Years ago, I learned to follow a simple procedure for creating secure passwords:

1. Think of a sentence with at least eight words. Include capital and lowercase letters, numbers, and punctuation.

2. Use the fist character from each word, along with the numbers and punctuation, as the password.

For example, “More people are driving Toyota hybrids 2 work!” becomes “MpadTh2w!”. “Mom spent $20 on groceries @ Vons” becomes “Ms$20og@V”.

How Secure Is That?

Yesterday I came across How to Recover Your Firefox Master Password. Now I use Firefox for most browsing, and a I use the master password feature so that the passwords are encrypted before being stored on disk. I followed the procedure above for creating my master password.

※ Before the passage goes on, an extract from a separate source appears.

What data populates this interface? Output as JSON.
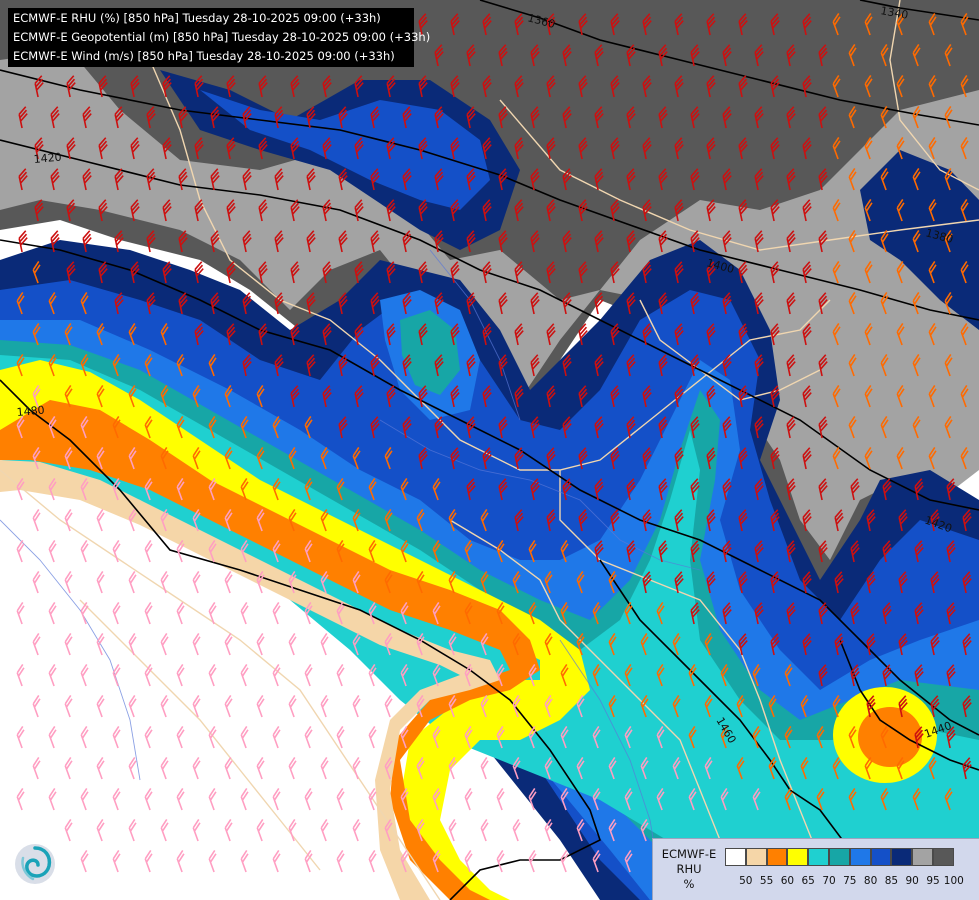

The author of the article was able to use Firemaster‘s brute force approach to recover his 6-character password in 23 minutes. That was because he knew the length of the password and used all lower-case letters.

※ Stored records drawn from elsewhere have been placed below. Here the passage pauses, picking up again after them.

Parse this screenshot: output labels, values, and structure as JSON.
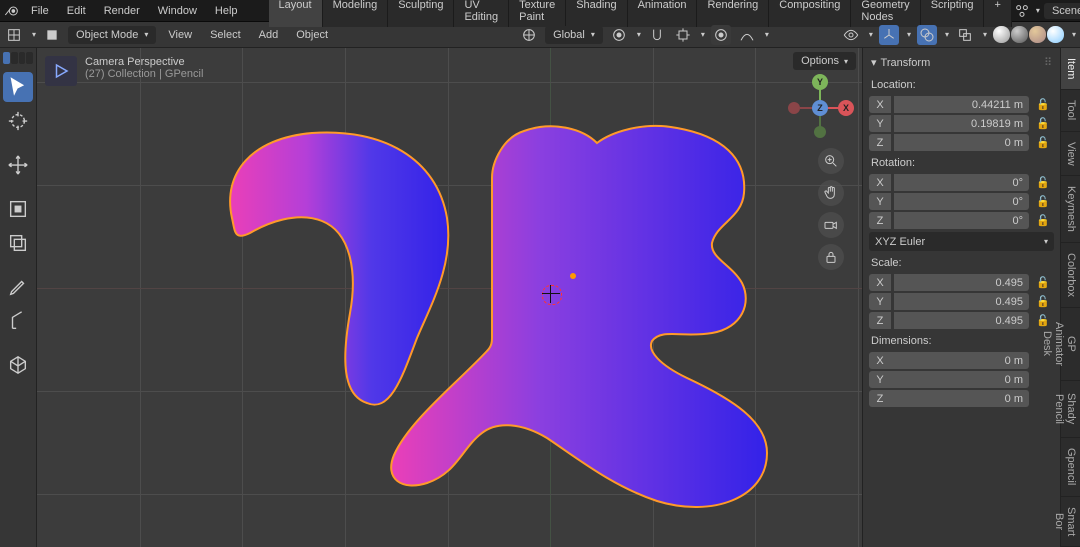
{
  "menu": {
    "file": "File",
    "edit": "Edit",
    "render": "Render",
    "window": "Window",
    "help": "Help"
  },
  "tabs": [
    "Layout",
    "Modeling",
    "Sculpting",
    "UV Editing",
    "Texture Paint",
    "Shading",
    "Animation",
    "Rendering",
    "Compositing",
    "Geometry Nodes",
    "Scripting"
  ],
  "active_tab": 0,
  "scene_label": "Scene",
  "secbar": {
    "mode": "Object Mode",
    "view": "View",
    "select": "Select",
    "add": "Add",
    "object": "Object",
    "orient": "Global",
    "options": "Options"
  },
  "info": {
    "line1": "Camera Perspective",
    "line2": "(27) Collection | GPencil"
  },
  "gizmo": {
    "x": "X",
    "y": "Y",
    "z": "Z"
  },
  "panel": {
    "title": "Transform",
    "location_lbl": "Location:",
    "rotation_lbl": "Rotation:",
    "scale_lbl": "Scale:",
    "dimensions_lbl": "Dimensions:",
    "rot_mode": "XYZ Euler",
    "loc": [
      {
        "a": "X",
        "v": "0.44211 m"
      },
      {
        "a": "Y",
        "v": "0.19819 m"
      },
      {
        "a": "Z",
        "v": "0 m"
      }
    ],
    "rot": [
      {
        "a": "X",
        "v": "0°"
      },
      {
        "a": "Y",
        "v": "0°"
      },
      {
        "a": "Z",
        "v": "0°"
      }
    ],
    "scl": [
      {
        "a": "X",
        "v": "0.495"
      },
      {
        "a": "Y",
        "v": "0.495"
      },
      {
        "a": "Z",
        "v": "0.495"
      }
    ],
    "dim": [
      {
        "a": "X",
        "v": "0 m"
      },
      {
        "a": "Y",
        "v": "0 m"
      },
      {
        "a": "Z",
        "v": "0 m"
      }
    ]
  },
  "vtabs": [
    "Item",
    "Tool",
    "View",
    "Keymesh",
    "Colorbox",
    "GP Animator Desk",
    "Shady Pencil",
    "Gpencil",
    "Smart Bor"
  ],
  "active_vtab": 0
}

I wanted to see how long it would take to brute-force my Firefox password. I was willing to tell Firemaster that the password is exactly eight characters long, but I wanted it to use most of the characters on a US English keyboard, including capital letters. So my command line looks like this:

FireMaster.exe -b -m 8 -l 8 -c "ABCDEFGHIJKLMNOPQRSTUVWXYZabcdefghijklmnopqrstuvwxyz1234567890`~!@#$%^&*()-_=+[]{}\|,./<>?':;" <path to key3.db>

541,597 Days to Go

After running for about half an hour and trying 265 million passwords, Firemaster is telling me that it has 541,597 days to go. No doubt this would be much longer if it didn’t know the exact password length. I like that.

There are undoubtedly faster ways to crack passwords, but I’m glad to see that at least the brute force method seems fairly useless when the password is generated properly.